Commands related to LMC (DAQ) data transmission

These commands are used to start and stop sendong of sample spigots and integrated spectra to the DAQ system. The associated interface must already be configured using the SetLmcDownload and SetLmcIntegratedDownload commands.

• ConfigureIntegratedChannelData

• ConfigureIntegratedBeamData

• StopIntegratedData

• SendDataSamples: Send spigots of data samples to DAQ receiver in MCCS. Sample spigots are independent from beamformed data stream, and are sent to the interface and IP address specified by SetLmcDownload command. The argument, in json format, is described for the MccsTile SendDataSamples.

• StopDataTransmission: Stop continuous sending of channelized data spigots.

• ConfigureTestGenerator: Uses an internal test generator inside each TPM to generate an artificial signal composed of white noise and up to 2 monochromatic tones. The signal substitutes the samples from the ADCs for specific inputs. It is described in a separate document page. If a synchronization time is specified, this applies to all tiles in the station, i.e. the same signal is applied to all antennas and polarizations. Delays specified with the staticTimeDelays attribute are applied individually to each antenna and polarization. This allows to simulate a signal coming from a specific direction.
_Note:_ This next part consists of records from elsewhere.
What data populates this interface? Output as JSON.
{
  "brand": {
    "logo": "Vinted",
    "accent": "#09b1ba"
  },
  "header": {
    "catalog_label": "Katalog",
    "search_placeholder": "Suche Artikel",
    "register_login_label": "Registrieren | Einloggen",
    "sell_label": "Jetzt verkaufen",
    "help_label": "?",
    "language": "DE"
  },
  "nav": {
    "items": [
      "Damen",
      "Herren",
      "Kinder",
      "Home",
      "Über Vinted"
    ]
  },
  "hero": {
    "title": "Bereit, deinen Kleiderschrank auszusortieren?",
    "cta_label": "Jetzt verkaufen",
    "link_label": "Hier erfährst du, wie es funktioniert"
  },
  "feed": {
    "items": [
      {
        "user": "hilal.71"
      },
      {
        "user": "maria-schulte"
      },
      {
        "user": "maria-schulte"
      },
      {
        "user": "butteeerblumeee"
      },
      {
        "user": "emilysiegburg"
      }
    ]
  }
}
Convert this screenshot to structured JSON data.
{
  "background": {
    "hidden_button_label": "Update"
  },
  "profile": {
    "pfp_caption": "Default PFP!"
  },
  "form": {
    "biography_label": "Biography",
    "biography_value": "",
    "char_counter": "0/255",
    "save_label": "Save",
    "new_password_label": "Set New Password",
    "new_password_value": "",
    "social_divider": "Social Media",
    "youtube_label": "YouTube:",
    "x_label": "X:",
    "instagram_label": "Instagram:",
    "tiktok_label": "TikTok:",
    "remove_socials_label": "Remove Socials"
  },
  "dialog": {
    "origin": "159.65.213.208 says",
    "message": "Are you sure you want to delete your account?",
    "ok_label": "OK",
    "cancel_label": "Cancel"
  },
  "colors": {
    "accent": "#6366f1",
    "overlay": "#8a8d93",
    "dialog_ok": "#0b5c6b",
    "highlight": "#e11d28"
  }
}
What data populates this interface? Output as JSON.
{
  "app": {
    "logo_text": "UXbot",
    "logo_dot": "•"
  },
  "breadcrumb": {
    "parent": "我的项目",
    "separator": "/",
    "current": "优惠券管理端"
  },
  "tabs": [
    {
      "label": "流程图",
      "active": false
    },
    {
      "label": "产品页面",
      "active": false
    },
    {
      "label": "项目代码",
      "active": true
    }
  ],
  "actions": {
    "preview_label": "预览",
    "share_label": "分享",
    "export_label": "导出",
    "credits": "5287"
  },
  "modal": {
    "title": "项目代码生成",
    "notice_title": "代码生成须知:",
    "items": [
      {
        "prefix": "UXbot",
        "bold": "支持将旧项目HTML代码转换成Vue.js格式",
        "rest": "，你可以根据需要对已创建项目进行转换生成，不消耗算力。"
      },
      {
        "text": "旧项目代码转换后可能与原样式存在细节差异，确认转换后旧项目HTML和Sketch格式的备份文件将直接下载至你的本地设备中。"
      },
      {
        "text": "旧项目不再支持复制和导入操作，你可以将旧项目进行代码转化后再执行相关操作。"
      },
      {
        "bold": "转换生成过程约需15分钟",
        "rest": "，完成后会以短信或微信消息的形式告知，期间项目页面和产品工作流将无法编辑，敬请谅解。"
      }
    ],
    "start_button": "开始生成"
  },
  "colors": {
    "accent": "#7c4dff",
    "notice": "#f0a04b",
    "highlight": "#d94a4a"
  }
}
  Argument: json string with keywords:

  • tone_frequency: first tone frequency, in Hz. The frequency is rounded to the resolution of the generator. If this is not specified, the tone generator is disabled.

  • tone_amplitude: peak tone amplitude, normalized to 31.875 ADC units. The amplitude is rounded to 1/8 ADC unit. Default is 1.0. A value of -1.0 keeps the previously set value.

  • tone_2_frequency: frequency for the second tone. Same as ToneFrequency.

  • tone_2_amplitude: peak tone amplitude for the second tone. Same as ToneAmplitude.

  • noise_amplitude: RMS amplitude of the pseudorandom Gaussian white noise, normalized to 26.03 ADC units.

  • pulse_frequency: frequency of the periodic pulse. A code in the range 0 to 7, corresponding to (16, 12, 8, 6, 4, 3, 2) times the ADC frame frequency.

  • pulse_amplitude: peak amplitude of the periodic pulse, normalized to 127 ADC units. Default is 1.0. A value of -1.0 keeps the previously set value.

  • set_time: time at which the generator is set, for synchronization among different TPMs. In UTC ISO format. Default: immediate load.

  • adc_channels: list of adc channels which will be substituted with the generated signal. It is a 32 integer, with each bit representing an input channel. Default: all if at least q source is specified, none otherwises.